Quando a licitação está em jogo, a influência é tentada em duas etapas. A primeira é a da capacitação técnica: o fabricante tenta provar que sua arma é melhor que a do concorrente. E vice-versa. Vale tudo para tentar expor o rival ao ridículo, como vídeos como o que mostra supostas falhas da Glock ou incidentes com armas da Taurus, que surgiram “misteriosamente” nas redes.

A segunda e decisiva etapa é a do preço. A lógica é ganhar a indústria que fizer a melhor oferta custo/benefício. Foi assim que a Glock, por exemplo, venceu a licitação para a PM paulista, reduzindo na última hora o custo da pistola à quase metade do cotado inicialmente. Terá lucro porque a quantidade vendida é de dezenas de milhares de armas.
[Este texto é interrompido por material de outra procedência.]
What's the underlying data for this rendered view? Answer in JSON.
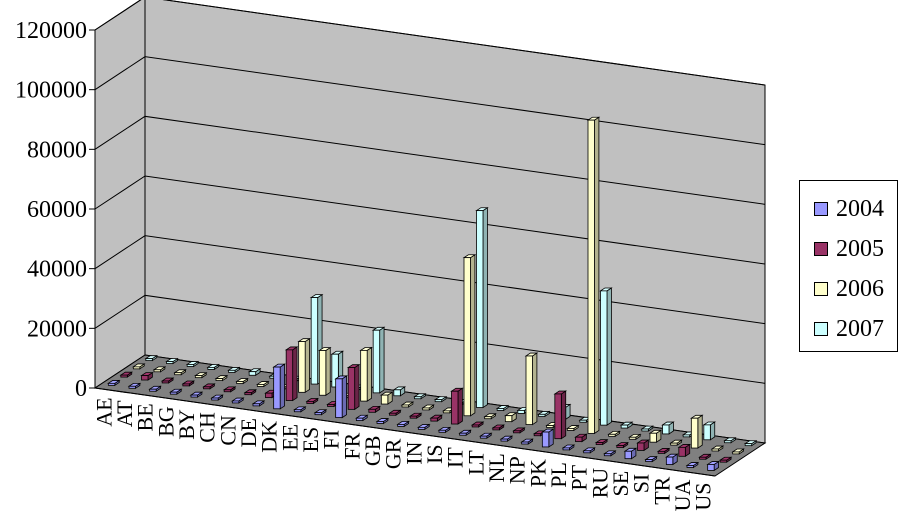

O pregão da Brigada Militar ainda está na fase de capacidade técnica. Nas redes sociais, internautas acusam o comando da BM de pender para uma ou outra empresa. Falam em testes irregulares, quebra de regras, privilégio no preço e não na qualidade a arma. Nada disso tem confirmação.

As empresas e os testes para a licitação no RS
O que diz a Glock:

Em nota, a fabricante de armas ressalta que sua pistola calibre .40 tem três travas de segurança, sendo uma trava de gatilho, uma trava de percussor e uma trava de queda. Que as mesmas atuam sequencialmente e que as pistolas Glock são consagradas mundialmente e são usadas por centenas de forças militares e policiais ao redor do mundo, possuindo certificações na Organização do Tratado do Atlântico Norte (Otan).

A empresa estranha que a comissão da Brigada Militar decidiu fazer um teste não previsto no edital de licitação, sem a presença das três travas de segurança.

“Desmembrando apenas o ferrolho, a comissão acabou desprezando a presença da trava de gatilho e da trava de queda que se encontram exclusivamente na armação. Não obstante, também removeram a trava de percussor presente no ferrolho…com o objetivo de simular uma falha no sistema de segurança da pistola. A utilização apenas do ferrolho desprovido da trava de segurança do percussor, induziu e induzirá à erro qualquer resultado realizado, seja na GLOCK ou em qualquer outro fabricante, sem exceção”.

O que diz a Taurus:

A Taurus decidiu não se pronunciar sobre os testes, até porque não participa do pregão.